Senator, Republic of Chile
- In office 1831–1846
- Preceded by: Antonio del Castillo Saravia
- Succeeded by: Diego Tagle Echeverría
- Constituency: Biobío and Arauco

Personal details
- Born: 13 August 1781 Concepción, Viceroyalty of Peru
- Died: 17 December 1848 (aged 67) Chile Concepción, Chile
- Citizenship: Chile
- Party: Conservative Party of Chile
- Spouse: María de las Nieves Palacios y Pozo
- Occupation: Military; Lawyer

= José María Urrutia Manzano =

Chilean politician

José María Urrutia Manzano (1771–1848) was a Chilean military and politician. He was born in Concepción on 13 August 1771 and died on 17 December 1848. He was the son of José Francisco de Urrutia Mendiburi and María Luisa Fernández del Manzano y Guzmán Peralta.
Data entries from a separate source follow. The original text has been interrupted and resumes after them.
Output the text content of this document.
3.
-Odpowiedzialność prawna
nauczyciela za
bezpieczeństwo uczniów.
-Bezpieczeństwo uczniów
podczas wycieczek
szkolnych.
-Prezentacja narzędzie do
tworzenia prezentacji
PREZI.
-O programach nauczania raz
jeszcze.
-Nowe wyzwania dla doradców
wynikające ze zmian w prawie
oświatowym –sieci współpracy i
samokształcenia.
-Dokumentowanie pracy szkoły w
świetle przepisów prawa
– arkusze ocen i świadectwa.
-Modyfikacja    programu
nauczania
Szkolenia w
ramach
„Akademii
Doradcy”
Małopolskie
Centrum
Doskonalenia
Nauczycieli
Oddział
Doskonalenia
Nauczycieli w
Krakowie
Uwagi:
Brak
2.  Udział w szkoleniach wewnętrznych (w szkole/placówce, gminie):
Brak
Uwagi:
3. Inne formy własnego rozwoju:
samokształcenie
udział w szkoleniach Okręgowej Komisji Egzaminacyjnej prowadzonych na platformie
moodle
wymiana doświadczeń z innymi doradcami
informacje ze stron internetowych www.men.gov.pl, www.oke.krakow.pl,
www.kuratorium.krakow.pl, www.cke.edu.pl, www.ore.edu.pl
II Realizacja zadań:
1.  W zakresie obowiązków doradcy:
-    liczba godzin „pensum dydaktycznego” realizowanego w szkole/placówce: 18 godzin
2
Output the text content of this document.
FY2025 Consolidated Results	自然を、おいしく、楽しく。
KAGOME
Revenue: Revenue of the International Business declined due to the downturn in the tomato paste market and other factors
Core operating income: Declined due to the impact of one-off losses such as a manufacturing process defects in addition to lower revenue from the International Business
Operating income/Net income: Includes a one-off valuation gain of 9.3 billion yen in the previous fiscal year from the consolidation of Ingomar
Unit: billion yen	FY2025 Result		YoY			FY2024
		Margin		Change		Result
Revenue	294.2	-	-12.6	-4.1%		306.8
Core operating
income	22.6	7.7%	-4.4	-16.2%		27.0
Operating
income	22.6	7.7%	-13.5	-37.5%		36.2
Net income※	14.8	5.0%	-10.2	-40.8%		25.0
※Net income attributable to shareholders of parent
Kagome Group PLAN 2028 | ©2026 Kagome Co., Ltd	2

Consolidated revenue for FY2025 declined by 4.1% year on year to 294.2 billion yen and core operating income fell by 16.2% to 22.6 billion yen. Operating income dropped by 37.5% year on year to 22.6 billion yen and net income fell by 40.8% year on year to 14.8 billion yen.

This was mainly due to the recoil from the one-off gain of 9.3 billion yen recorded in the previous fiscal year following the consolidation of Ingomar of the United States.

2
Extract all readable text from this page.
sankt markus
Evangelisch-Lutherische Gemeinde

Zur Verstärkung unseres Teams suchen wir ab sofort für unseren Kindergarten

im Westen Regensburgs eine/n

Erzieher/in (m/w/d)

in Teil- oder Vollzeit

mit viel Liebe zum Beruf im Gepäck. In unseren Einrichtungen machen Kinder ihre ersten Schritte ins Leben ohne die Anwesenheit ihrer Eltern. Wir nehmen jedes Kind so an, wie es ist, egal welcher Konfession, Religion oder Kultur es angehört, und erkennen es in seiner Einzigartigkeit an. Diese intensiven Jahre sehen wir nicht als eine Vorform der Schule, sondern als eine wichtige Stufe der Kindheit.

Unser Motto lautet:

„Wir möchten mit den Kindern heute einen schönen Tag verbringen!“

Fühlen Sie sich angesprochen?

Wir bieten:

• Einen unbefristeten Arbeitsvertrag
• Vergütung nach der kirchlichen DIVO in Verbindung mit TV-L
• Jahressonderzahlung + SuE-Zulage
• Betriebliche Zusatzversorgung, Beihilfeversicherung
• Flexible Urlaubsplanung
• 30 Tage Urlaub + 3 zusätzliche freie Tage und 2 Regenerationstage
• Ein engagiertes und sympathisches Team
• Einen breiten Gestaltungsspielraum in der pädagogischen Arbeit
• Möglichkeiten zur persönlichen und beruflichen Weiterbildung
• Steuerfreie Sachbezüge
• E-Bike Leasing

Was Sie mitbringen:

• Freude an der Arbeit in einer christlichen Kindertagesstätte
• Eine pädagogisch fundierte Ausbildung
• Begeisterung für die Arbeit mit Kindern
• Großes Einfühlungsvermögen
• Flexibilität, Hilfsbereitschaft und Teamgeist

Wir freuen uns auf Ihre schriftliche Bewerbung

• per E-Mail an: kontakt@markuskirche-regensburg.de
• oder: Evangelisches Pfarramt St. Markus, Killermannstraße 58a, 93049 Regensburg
He married María de las Nieves Palacios y Pozo in Concepción.

==Career==
José María Urrutia Manzano began his career first in the military, becoming lieutenant colonel of Cavalry in 1804. He immediately took courses at the University of San Felipe, graduating with a Bachelor of Law and Philosophy in 1809.

He was Attorney General and Mayor of Concepción from 1809 to 1813.

He was elected alternate deputy for Concepción in 1831, but served instead as Senator for Biobío and Arauco from 1831 to 1846, as member of the Conservative Party. During this period, he was part of the Standing Committee on War and the Navy.